An Alluring Enigma – Rough Jade

An Alluring Enigma - Rough Jade
A 1.2 pound (556 gram) block of very high quality, rough nephrite jade from British Columbia.  Notice the bright, evenly distributed green color and the obvious translucence near the edges where the material is thinner.  These are both indicators of good quality jade.

We like to think we have it all figured out these days.  The disciplines of science, engineering and computing have all converged to give us wonders beyond comprehension.  And while the advances of modern technology are truly amazing, they do tend to bleed a bit of the color from the world.  When science presents an answer for every conceivable question, doesn’t that rob the universe of just a little of its beauty and mystery?

Maybe, but mystery still abounds for those who seek it.  For example, jade – an exotic green hardstone venerated for millennia by a multitude of pre-modern cultures – still retains all the complexity and enigma of untamed nature.

There is simply nothing like holding a block of fine, rough jade in your hands.  Its softly mottled, translucent colors mesmerize the eyes even as your fingertips dance across its dense, glassy surface.  Jade reflects light in a unique way, giving its surfaces a slightly diffused, almost dreamy appearance.  And yet jade’s ethereal appearance is really a clever deception; the cryptic stone is actually harder than steel.

Jade is perhaps nature’s most perfect material, a thing that man in all his centuries of striving has still not equaled, much less surpassed.  Is it any wonder that it has been revered in East Asian cultures for thousands of years?

The Chinese, in particular, have an affinity for the precious material that is truly legendary.  A telling ancient Chinese proverb states that “Gold is valuable, but jade is priceless.”  The Chinese believed – with some justification – that jade embodied heavenly perfection on earth.

Other sophisticated Pacific Rim cultures, including the Korean Silla Dynasty, the great pre-Columbian Mesoamerican civilizations and the New Zealand Maori, have also revered jade over the centuries.  The Chinese Qing Dynasty, in particular, was renowned for creating prized masterpieces in jade.  But it was Mughal India that arguably produced the very finest jade carvings of all time – foremost among them the wondrously delicate and fanciful Shah Jahan Cup.
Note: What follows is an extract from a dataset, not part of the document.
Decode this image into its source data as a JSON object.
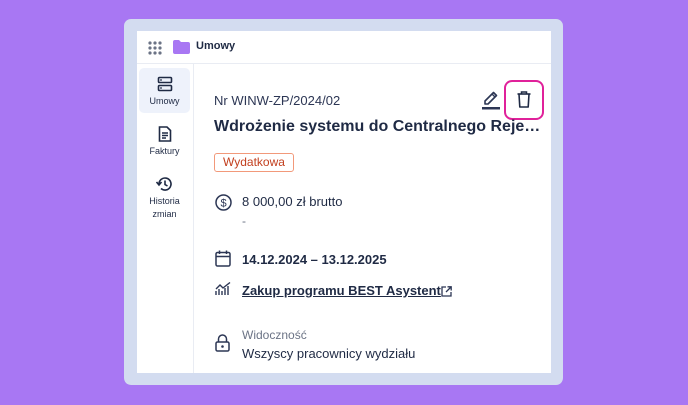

Surprisingly, jade comes in a multitude of different colors in addition to its well-known green – everything from white to black to blue to lilac.  The term jade also actually refers to two different, mineralogically distinct varieties – nephrite jade and jadeite jade.  Both of these types have very similar physical characteristics and are considered true jade.

Technically, nephrite jade is a calcium magnesium-iron hydroxyl silicate, while jadeite jade is a sodium aluminum silicate.  These characteristic chemical compositions give nephrite and jadeite slightly different micro-crystalline structures.  But these differences are largely inconsequential to everyone except for gemologists; all jade possesses amazing physical characteristics.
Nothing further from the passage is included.